The next day, I went into the garage to find a puddle of fuel under the bike. The diaphragm in the petcock had let go and gravity caused fuel to drain into the airbox and out the breather tubes. The fuel ruined the air filter and made a rather dangerous mess in the garage that required an extensive cleanup and a fair bit of fumigation. It also drained into the engine block, but thankfully, I caught that in time and replaced the oil before that situation got any worse. I was able to order a replacement petcock, air filter, and a couple of needed gaskets. Those parts just arrived and I’m confident that I’ll have it up and running again this weekend. That is until life happens again…

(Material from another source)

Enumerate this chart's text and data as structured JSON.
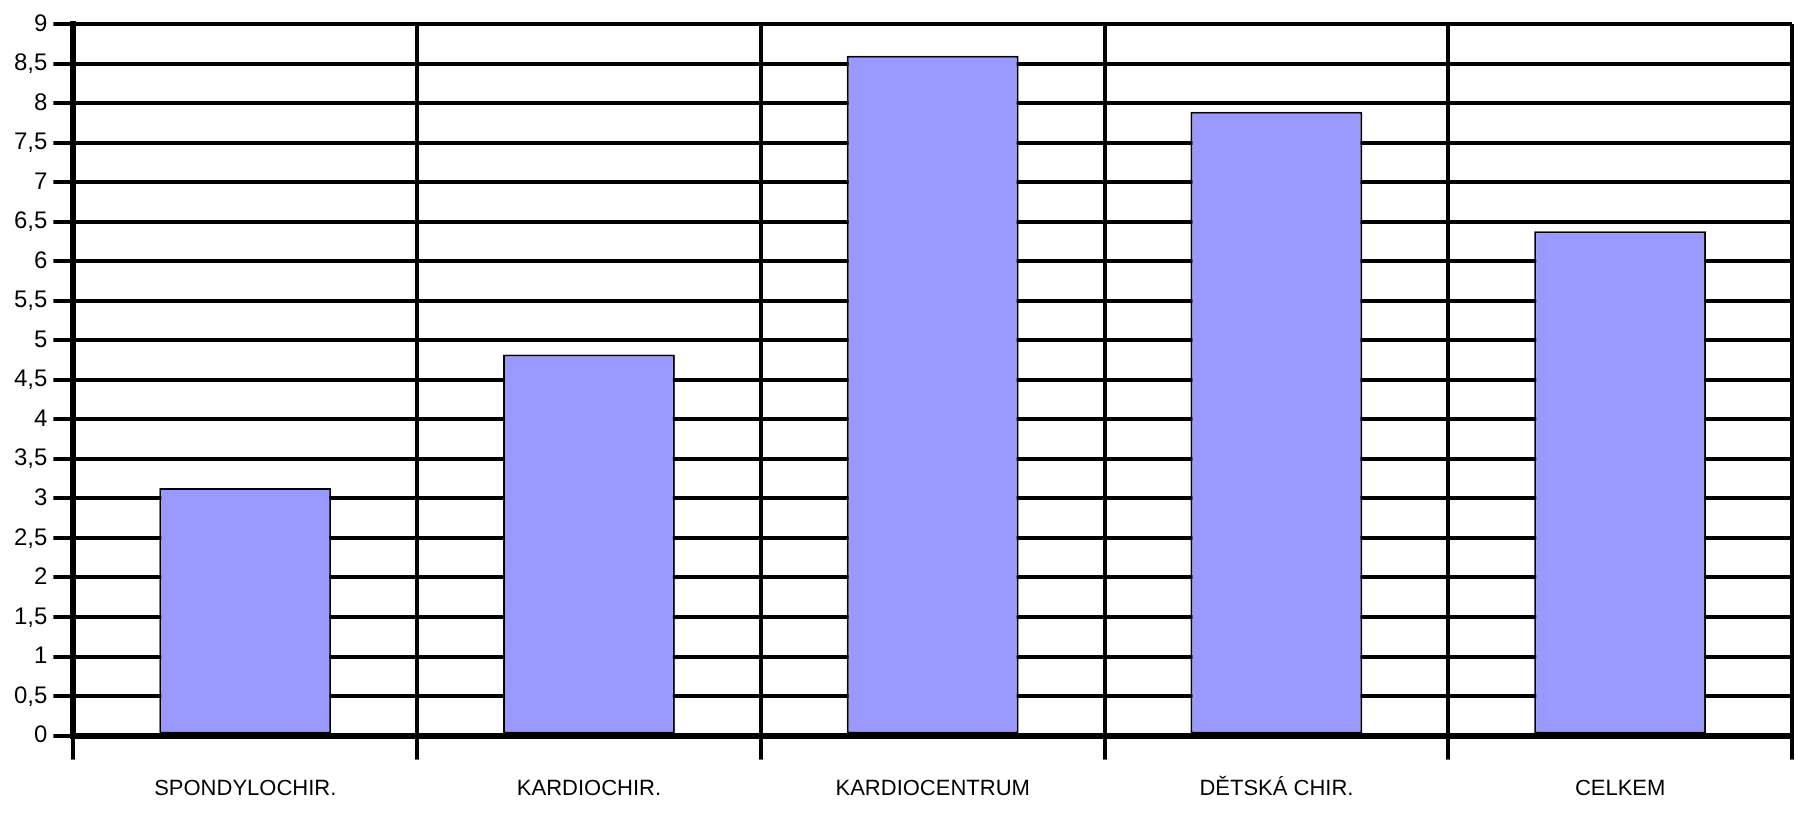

Yet, I take comfort in knowing I’m not alone. During daily walks through my neighborhood, I’ve noticed other folks resurrecting automotive projects in an effort to get them rode worthy again. A few houses over, a neighbor is rebuilding an old Chevelle and down the block someone is working on a Ford Falcon. This pandemic has been brutal from both a public health and economic standpoint, but the extended time at home has enabled us to focus on priorities and projects. Hopefully, once we come though the other side of this, we’ll be able to share the outcome of those projects with our friends and family. Personally, I’m looking forward to riding the Bandit again and making new memories with this trusted machine.